# Azure ADLS Gen2 and Blob Storage (ABFSS)
Authentication for `abfss://`, `abfs://`, `azure://`, and `az://` URIs in `rust-data-processing` / `rdp_jvm_sys`.
**Related:** [CLOUD_AUTH.md](CLOUD_AUTH.md) (all clouds, Docker, Kubernetes) · [CONNECTORS.md](CONNECTORS.md) (example URIs per language)
**Fake values below are placeholders only.**
Credentials are **system/OS environment variables** on the process that loads the native library — not Java properties or entries in pipeline JSON. See [CLOUD_AUTH.md — System environment variables](CLOUD_AUTH.md#system-environment-variables-not-java-specific) for Docker `.env`, `docker run --env-file`, and Kubernetes `env` / Secrets.
There is **no** Azure AD block in Java pipeline JSON. Configure the **container or host** that runs your JVM, Python interpreter, or Rust binary.

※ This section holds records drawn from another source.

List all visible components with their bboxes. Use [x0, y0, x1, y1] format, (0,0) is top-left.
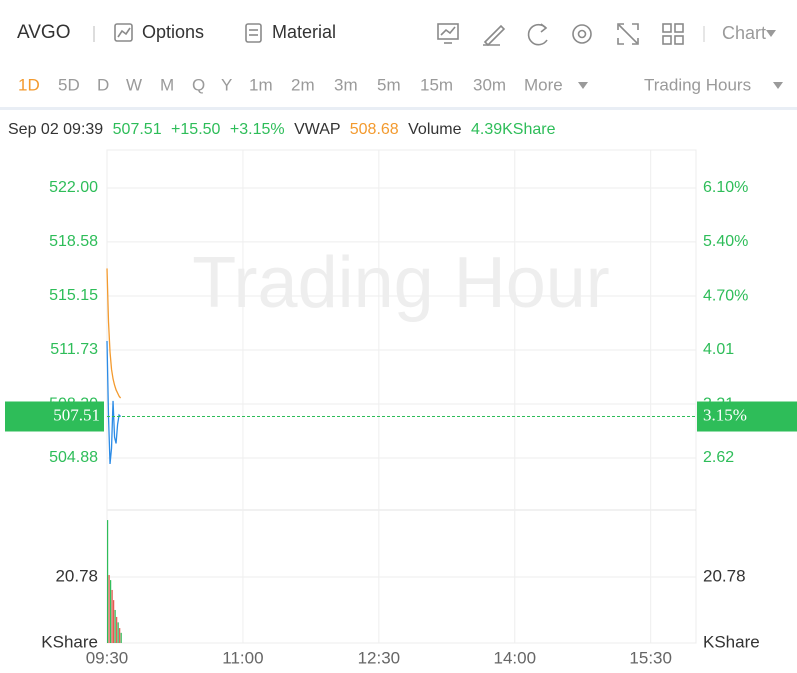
y2-tick-label: KShare: [703, 632, 760, 651]
y-tick-label: 515.15: [49, 287, 98, 304]
dropdown-arrow: [766, 30, 776, 37]
price-line: [106, 340, 122, 465]
period-tab[interactable]: 3m: [334, 75, 358, 94]
y-tick-label: KShare: [41, 632, 98, 651]
symbol[interactable]: AVGO: [17, 22, 71, 43]
dropdown-arrow: [578, 82, 588, 89]
period-tab[interactable]: 15m: [420, 75, 453, 94]
y-tick-label: 504.88: [49, 449, 98, 466]
vwap-label: VWAP: [294, 121, 340, 138]
x-tick-label: 09:30: [86, 648, 129, 667]
quote-line: Sep 02 09:39 507.51 +15.50 +3.15% VWAP 5…: [8, 121, 556, 138]
volume-bar: [108, 575, 110, 643]
volume-bar: [113, 600, 115, 643]
indicator-icon[interactable]: [437, 23, 459, 44]
x-tick-label: 15:30: [629, 648, 672, 667]
y-tick-label: 20.78: [55, 566, 98, 585]
last-pct-box: [697, 401, 797, 432]
period-bar: 1D 5D D W M Q Y 1m 2m 3m 5m 15m 30m: [18, 75, 506, 94]
volume-bar: [114, 609, 116, 643]
volume-bar: [111, 589, 113, 643]
y2-tick-label: 6.10%: [703, 179, 748, 196]
options-button[interactable]: Options: [142, 22, 204, 42]
y2-tick-label: 20.78: [703, 566, 746, 585]
fullscreen-icon[interactable]: [617, 23, 639, 45]
y2-tick-label: 2.62: [703, 449, 734, 466]
settings-icon[interactable]: [572, 24, 592, 44]
quote-change: +15.50: [171, 121, 220, 138]
volume-bar: [117, 622, 119, 643]
options-icon[interactable]: [114, 23, 133, 42]
watermark: Trading Hour: [192, 243, 610, 323]
period-tab[interactable]: D: [97, 75, 109, 94]
period-tab[interactable]: M: [160, 75, 174, 94]
y2-tick-label: 4.01: [703, 341, 734, 358]
y-tick-label: 511.73: [50, 341, 98, 358]
period-tab[interactable]: 30m: [473, 75, 506, 94]
period-tab[interactable]: 5D: [58, 75, 80, 94]
volume-bar: [116, 616, 118, 643]
y-tick-label: 522.00: [49, 179, 98, 196]
period-tab[interactable]: Y: [221, 75, 232, 94]
period-tab[interactable]: 1m: [249, 75, 273, 94]
layout-icon[interactable]: [662, 23, 684, 45]
last-pct-label: 3.15%: [703, 405, 747, 424]
y-tick-label: 518.58: [49, 233, 98, 250]
grid: [106, 150, 696, 643]
volume-bar: [120, 632, 122, 643]
x-tick-label: 12:30: [358, 648, 401, 667]
more-menu[interactable]: More: [524, 75, 563, 94]
price-line: [106, 268, 122, 399]
material-button[interactable]: Material: [272, 22, 336, 42]
volume-bar: [107, 520, 109, 643]
quote-price: 507.51: [113, 121, 162, 138]
volume-bar: [119, 628, 121, 643]
quote-change-pct: +3.15%: [230, 121, 285, 138]
plot: 522.00518.58515.15511.73508.30504.886.10…: [5, 179, 797, 667]
y2-tick-label: 4.70%: [703, 287, 748, 304]
period-tab[interactable]: 5m: [377, 75, 401, 94]
chart-menu[interactable]: Chart: [722, 23, 766, 43]
last-price-label: 507.51: [53, 405, 100, 424]
volume-bar: [110, 580, 112, 643]
period-tab[interactable]: Q: [192, 75, 205, 94]
quote-time: Sep 02 09:39: [8, 121, 103, 138]
x-tick-label: 11:00: [222, 648, 263, 667]
last-price-box: [5, 401, 104, 432]
volume-value: 4.39KShare: [471, 121, 556, 138]
period-tab[interactable]: 2m: [291, 75, 315, 94]
trading-hours-menu[interactable]: Trading Hours: [644, 75, 751, 94]
draw-icon[interactable]: [483, 24, 506, 47]
period-tab[interactable]: W: [126, 75, 142, 94]
divider: [0, 107, 797, 110]
volume-label: Volume: [408, 121, 461, 138]
refresh-icon[interactable]: [527, 23, 548, 46]
material-icon[interactable]: [245, 23, 262, 43]
vwap-value: 508.68: [350, 121, 399, 138]
x-tick-label: 14:00: [493, 648, 536, 667]
period-tab[interactable]: 1D: [18, 75, 40, 94]
y2-tick-label: 5.40%: [703, 233, 748, 250]
dropdown-arrow: [773, 82, 783, 89]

Blob Storage (`azure://` / `az://`) and ADLS Gen2 (`abfss://` / `abfs://`) use the same Azure credential resolution in [`object_store`](https://docs.rs/object_store/latest/object_store/azure/index.html).
---
## Option A — Service principal (Azure AD app → storage)
Typical for CI and unattended ETL. Grant **Storage Blob Data Contributor** (or equivalent) on account `storacc01` and container `datalake`.
```bash
export AZURE_TENANT_ID="11111111-1111-1111-1111-111111111111"
export AZURE_CLIENT_ID="22222222-2222-2222-2222-222222222222"
export AZURE_CLIENT_SECRET="FAKE_CLIENT_SECRET"
export AZURE_STORAGE_ACCOUNT_NAME="storacc01"
```
`object_store` also accepts aliases such as `azure_storage_client_id`, `azure_client_id`, `azure_storage_tenant_id`, `azure_storage_client_secret`, etc.
---
## Option B — Storage account key (shared key, not AAD)
```bash
export AZURE_STORAGE_ACCOUNT_NAME="storacc01"
export AZURE_STORAGE_ACCOUNT_KEY="FAKE_AZURE_KEY_BASE64=="
```
---
## Option C — Managed identity
Run on Azure VM, AKS pod, or Azure-hosted agent with a user-assigned or system-assigned identity that can access the storage account. No secret in Java; identity is on the **host** running `rdp_jvm_sys`.
On Kubernetes, prefer workload identity over static secrets when possible.
---
## Option D — Local development
Some environments use Azure CLI login (`az login`) via object_store’s Azure CLI credential path — still on the **Rust process**, not passed from Java.
---
## URI shape
`abfss://container@storacc01.dfs.core.windows.net/path/to/object.parquet`
- **Container** and **account** come from the URI hostname.
- **Tokens and tenant IDs do not** go in the URI string.
---
## Java
Only the URI appears in pipeline JSON; inject `AZURE_*` (or use MSI) on the **pod/container/process**:
```json
"object_store_uris": [
"abfss://datalake@storacc01.dfs.core.windows.net/rdp/incoming/part-00000.parquet"
]
```
```json
{
"kind": "databricks",
"warehouse": "abfss://datalake@storacc01.dfs.core.windows.net/unity/",
"namespace": "main.curated",
"table": "fact_scores"
}
```
```bash
# Shell — use Docker --env-file or K8s Secret → env in production
export AZURE_TENANT_ID="..."
export AZURE_CLIENT_ID="..."
export AZURE_CLIENT_SECRET="..."
export AZURE_STORAGE_ACCOUNT_NAME="storacc01"
java -cp … com.example.YourPipelineMain
```
---
## Rust
```rust
use rust_data_processing::ingestion::{delta_table_uri, write_dataset_to_delta_table};
const WH: &str = "abfss://datalake@storacc01.dfs.core.windows.net/unity/";
let table_uri = delta_table_uri(WH, Some("curated"), "fact_scores");
// write_dataset_to_delta_table(&table_uri, &ds)?;
```
Set `AZURE_*` in the shell (or container env) before `cargo run`.
---
## Python
```python
WH = "abfss://datalake@storacc01.dfs.core.windows.net/unity/"
TABLE_URI = f"{WH.rstrip('/')}/curated/fact_scores/"
# export_dataset_to_object_store_uri(..., ds) # --features cloud
```
Set `AZURE_*` on the **Python process** (notebook kernel, `maturin` shell, etc.).
---
## Databricks `warehouse` on ADLS
In-tree `kind: databricks` writes Parquet under `warehouse` using **storage** auth above — not a Databricks PAT. `workspace_url` and `catalog_uri` in JSON are metadata only. Details: [CLOUD_AUTH.md — Databricks sink](CLOUD_AUTH.md#databricks-pipeline-sink-kind-databricks).